さて、新コーナー、3日坊主とならないよう、第2回目が静かに始まりますよ。本日は昨日にも増して、ピーカンな夏日でした。皆さん、温度差には気を付けて夏を満喫して下さいね。
さて、夏らしいと高円寺でも、エトアール通りを特に歩きたくなることがあります。それは、いったん汗をかいてしまえば、時折陽射しに触れて汗を乾かしながら、また日陰に入るのが気持ちいいからで、そんなことが商店街のまち高円寺ではいとも簡単、中でもエトアール通りは、アーケードが無いぶん、それに向いているからです。ということで、外出ついでに午後3時過ぎにはエトアール通りに立ち寄っていました。
昭和の匂いも漂わせつつ、平成生まれの子供たちの輝きを支えている独特の空間が今日も眼前に広がっていました。なんだか、原風景っていうのがあるとしたら、これもそれに当てはまるんじゃなかろうか?熱風が交ざり始めた通りの中で、そんなことが自然に浮かんできます。寅さんや異人たちとの夏のあの風景のような、こんな日には打ち水があるような風景・・・。そうです、打ち水があるといいかなという風景と空気の中にいたんです。
すると、どうでしょう?!
「アームレスリングで負けたらお買い上げ下さい 勝者には無料進呈!」「焼きそば100円」という文字と共に焼きそばが置かれた台が路傍に突き出ているではありませんか。まさに抜き打ちという感じでした。これがスパゲッティならサデンインパクトとでも言い表してもいいんですが、要は同じ意味です。やっぱり原風景だったなと、摺り寄せられていきました。

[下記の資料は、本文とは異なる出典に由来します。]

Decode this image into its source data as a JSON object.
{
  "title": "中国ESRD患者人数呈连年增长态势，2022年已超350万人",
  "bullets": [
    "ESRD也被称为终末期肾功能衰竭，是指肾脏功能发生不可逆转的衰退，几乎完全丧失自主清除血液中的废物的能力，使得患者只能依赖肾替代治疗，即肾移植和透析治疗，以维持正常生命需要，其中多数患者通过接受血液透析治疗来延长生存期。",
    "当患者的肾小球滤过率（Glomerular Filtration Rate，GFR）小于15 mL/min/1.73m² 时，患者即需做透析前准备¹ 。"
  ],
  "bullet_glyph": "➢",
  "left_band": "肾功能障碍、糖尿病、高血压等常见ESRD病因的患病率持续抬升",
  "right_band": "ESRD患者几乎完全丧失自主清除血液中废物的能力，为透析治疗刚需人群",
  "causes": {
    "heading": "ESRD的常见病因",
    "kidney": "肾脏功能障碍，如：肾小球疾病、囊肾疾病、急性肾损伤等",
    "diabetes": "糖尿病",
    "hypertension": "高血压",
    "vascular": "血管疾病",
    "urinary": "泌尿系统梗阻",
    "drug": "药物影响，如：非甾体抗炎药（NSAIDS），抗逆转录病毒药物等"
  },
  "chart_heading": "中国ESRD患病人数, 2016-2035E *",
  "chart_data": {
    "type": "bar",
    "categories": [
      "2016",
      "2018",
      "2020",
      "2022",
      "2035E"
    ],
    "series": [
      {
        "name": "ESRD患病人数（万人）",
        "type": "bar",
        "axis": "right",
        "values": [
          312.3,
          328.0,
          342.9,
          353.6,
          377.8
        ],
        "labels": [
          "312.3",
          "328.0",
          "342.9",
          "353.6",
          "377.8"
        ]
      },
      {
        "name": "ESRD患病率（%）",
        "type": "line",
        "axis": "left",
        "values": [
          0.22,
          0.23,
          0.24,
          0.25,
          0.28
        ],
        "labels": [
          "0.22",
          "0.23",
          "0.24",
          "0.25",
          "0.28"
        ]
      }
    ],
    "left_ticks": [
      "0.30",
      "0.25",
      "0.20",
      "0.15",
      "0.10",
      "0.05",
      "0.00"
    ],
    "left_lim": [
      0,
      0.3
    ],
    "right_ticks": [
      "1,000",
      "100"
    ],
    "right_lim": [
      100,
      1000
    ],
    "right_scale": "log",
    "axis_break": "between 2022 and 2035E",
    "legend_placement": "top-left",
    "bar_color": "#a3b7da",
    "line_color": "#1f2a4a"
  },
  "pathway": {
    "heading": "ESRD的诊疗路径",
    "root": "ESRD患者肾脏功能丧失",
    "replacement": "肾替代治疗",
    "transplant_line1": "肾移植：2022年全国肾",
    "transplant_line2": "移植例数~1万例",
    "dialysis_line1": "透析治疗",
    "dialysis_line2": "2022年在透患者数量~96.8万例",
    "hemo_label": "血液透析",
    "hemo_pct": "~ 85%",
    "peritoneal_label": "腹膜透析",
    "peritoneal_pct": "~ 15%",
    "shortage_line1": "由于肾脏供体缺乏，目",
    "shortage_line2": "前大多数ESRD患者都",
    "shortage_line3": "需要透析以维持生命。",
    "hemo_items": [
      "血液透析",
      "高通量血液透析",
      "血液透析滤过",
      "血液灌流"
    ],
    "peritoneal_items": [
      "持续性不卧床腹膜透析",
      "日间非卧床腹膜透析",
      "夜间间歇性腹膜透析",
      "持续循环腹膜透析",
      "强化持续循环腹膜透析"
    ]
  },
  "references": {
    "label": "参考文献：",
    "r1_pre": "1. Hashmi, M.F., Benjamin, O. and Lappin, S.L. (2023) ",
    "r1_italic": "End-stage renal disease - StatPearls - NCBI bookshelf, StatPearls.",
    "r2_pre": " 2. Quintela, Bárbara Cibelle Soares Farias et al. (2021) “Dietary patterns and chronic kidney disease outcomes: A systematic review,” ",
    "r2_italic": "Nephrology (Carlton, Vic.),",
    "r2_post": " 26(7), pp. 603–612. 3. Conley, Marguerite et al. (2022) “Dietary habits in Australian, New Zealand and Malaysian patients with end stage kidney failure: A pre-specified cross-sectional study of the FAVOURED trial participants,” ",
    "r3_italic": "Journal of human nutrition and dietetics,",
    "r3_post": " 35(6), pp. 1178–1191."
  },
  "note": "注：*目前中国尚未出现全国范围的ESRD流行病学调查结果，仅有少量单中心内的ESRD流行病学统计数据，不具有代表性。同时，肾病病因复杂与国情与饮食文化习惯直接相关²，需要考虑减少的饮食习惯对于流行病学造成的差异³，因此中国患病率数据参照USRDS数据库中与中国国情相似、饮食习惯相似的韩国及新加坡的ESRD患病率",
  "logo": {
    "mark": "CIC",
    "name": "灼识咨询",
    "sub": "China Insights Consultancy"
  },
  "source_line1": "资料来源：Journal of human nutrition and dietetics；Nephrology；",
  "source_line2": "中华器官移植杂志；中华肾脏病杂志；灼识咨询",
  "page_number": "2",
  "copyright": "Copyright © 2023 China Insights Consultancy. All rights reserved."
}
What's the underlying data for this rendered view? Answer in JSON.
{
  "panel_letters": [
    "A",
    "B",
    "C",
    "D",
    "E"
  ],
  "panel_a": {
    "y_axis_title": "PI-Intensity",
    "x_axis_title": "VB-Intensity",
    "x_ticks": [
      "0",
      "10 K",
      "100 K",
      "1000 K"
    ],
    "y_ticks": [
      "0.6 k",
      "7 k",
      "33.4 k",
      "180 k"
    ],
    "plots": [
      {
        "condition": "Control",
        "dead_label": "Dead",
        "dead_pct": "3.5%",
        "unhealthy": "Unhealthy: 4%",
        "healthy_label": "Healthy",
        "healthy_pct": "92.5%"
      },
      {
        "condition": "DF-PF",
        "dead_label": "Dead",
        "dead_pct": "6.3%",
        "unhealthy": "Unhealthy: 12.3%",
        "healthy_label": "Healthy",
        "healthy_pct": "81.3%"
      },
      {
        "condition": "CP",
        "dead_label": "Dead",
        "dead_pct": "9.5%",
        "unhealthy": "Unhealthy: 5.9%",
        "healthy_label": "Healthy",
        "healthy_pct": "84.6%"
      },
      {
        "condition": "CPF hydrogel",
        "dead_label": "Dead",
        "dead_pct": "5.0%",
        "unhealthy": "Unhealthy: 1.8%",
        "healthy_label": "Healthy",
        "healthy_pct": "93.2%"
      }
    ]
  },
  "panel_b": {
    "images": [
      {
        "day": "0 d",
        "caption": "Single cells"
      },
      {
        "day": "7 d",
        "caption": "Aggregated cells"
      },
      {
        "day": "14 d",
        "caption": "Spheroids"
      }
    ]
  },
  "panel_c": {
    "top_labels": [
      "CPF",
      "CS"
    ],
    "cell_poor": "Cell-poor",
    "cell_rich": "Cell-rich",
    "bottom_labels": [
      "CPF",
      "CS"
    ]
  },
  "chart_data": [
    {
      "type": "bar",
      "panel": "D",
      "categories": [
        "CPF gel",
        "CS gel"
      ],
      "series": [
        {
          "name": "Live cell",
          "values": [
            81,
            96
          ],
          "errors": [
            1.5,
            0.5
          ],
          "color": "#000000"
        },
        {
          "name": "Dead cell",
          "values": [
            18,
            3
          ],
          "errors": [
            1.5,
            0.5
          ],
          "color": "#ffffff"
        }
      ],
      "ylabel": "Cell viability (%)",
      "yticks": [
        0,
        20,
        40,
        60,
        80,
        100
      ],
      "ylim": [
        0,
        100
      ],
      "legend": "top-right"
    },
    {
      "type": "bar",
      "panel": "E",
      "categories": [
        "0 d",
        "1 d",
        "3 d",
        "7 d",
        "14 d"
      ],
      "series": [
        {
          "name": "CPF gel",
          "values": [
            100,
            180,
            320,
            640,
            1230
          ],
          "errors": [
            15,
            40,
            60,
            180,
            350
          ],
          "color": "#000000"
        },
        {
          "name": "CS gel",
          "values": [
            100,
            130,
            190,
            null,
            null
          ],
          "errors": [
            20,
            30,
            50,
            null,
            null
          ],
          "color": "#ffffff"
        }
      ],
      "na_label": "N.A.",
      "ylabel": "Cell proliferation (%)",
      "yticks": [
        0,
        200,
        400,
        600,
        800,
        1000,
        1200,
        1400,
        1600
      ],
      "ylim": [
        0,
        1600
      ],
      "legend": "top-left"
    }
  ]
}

写真には映っていませんが、マトリックスに梶芽衣子さんが出演したらきっとこんな容姿のはずと思える、黒いサングラスが涼しげな女性が台の向こうに座っていました。昭和と平成を足して未来と過去で割ったような佇まいに、気付くと僕はリラックスして話し掛けていました。
「何ですか?これ?」
「はい、この店のマスターが元警視庁30年でして、今昼寝してるんで、対戦は出来ないんですけど。」
「面白いです!(店の看板を指して)お店はスナック~?」
「美星(ビスター)と言うんです。」
聞けば、この女性は店員の方ではなく、お客さんだそうで、こうした「出店」はお祭りの際には必ず行っているとのことでした。つい先日は月島の祭りにも出したし、今度は、阿波おどりにももちろん出すとのこと。
「マスターは、占いもやっているんですよ。」
「え?」
そうして「ラーラぱど」というフリーペーパーを中から持ってきてくれました。
「この誌面で連載もしているんです。・・・えーと、中々見つからない、・・・あ、マスターに聞いてみますね?」
「あ、いいですいいです、起こさないで下さい。」
その声は届かず、既に店内に入る女史、結局マスターを起こしているようで、「HAPPY!高円寺さんが・・・何ページ?」のような声が聞こえていました。
そしてラーラぱど7月号P.61に” 大好評!大清水高山先生の占い館「美星」”とあるのが分かりました。
聞けばこの女史も、大きな声では言えませんが、日本で唯一の○○なる肩書きもお持ちだとか。一連のかげろうでも幻聴でもない現実に対し、私は一礼し「HAPPY!高円寺を応援して下さいね。」と逆光線を見るような視線で告げるとその場を後にしました。
商売が難しいと言われる高円寺。それは、裏返せば、そこで商売を営み続ける人達の創意工夫、あるいは、必然的な工夫がそこらじゅうに溢れているということかもしれないな、と夕方になるにつれ、頭が冷えたのか、そんなことを考えていました。